1949 geboren, war Jules Shungu Wembadio Pene Kikumba mit seiner Mischung aus afrikanischen, kubanischen und westlichen Klängen ein Synonym für kongolesische Kreativität. In einer fünf Jahrzehnte andauernden Karriere wurde er zu einem der berühmtesten Stars Afrikas.

Nicht nur kongolesischer Rumba und Soukus, ein daraus entstandener Musikstil, stehen in Verbindung mit Papa Wemba. Nach dem Vorbild von Prince und David Bowie war Papa Wemba berüchtigt für seinen Kleidungsstil. Als Teil der „Sapeur“-Bewegung legte er Wert auf teure und manchmal ziemlich exzentrische Kleidung. Die Bewegung begegnet der Armut im Kongo mit Designer-Outfits, für die Mitglieder häufig enorme Summen zahlen.

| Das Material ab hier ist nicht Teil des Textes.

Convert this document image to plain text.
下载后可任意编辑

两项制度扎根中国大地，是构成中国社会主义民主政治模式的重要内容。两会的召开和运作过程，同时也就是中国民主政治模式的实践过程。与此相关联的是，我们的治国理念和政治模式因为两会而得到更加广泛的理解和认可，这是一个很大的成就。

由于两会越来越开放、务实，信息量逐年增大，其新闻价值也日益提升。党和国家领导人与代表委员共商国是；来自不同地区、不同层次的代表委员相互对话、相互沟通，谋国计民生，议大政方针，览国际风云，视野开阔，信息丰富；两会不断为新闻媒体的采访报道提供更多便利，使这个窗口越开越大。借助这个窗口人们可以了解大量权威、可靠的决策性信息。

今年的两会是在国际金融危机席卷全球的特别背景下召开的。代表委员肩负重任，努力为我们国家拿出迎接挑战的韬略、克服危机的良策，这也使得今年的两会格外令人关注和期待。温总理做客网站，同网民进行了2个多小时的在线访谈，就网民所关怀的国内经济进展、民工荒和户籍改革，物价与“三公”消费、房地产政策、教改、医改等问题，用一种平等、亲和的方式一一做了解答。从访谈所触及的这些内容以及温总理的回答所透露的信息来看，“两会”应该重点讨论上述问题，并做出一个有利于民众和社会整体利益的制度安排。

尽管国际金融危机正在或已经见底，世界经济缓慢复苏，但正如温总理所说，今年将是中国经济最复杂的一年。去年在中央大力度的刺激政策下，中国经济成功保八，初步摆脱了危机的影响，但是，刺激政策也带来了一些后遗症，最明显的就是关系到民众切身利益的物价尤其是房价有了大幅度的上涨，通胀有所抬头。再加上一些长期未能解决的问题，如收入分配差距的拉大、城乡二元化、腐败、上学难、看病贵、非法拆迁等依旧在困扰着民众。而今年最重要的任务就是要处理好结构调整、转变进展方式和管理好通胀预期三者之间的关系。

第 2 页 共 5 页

Papa Wemba ist jedoch nicht vollkommen unschuldig. 2004 musste er in Frankreich für 15 Monate ins Gefängnis, weil er illegale Einwanderer als Mitglieder seiner Band ausgegeben hatte, wohl wissend, dass sie nicht nach Afrika zurückkehren würden.

Dennoch ist die Trauer nach Papa Wembas Tod groß. Der kongolesische Baudouin Banza Mukalay nannte ihn einen „großen Verlust für das Land und für ganz Afrika“. Wahrscheinlich wird es in ganz Afrika viele riesige Veranstaltungen zur Erinnerung an Papa Wemba geben.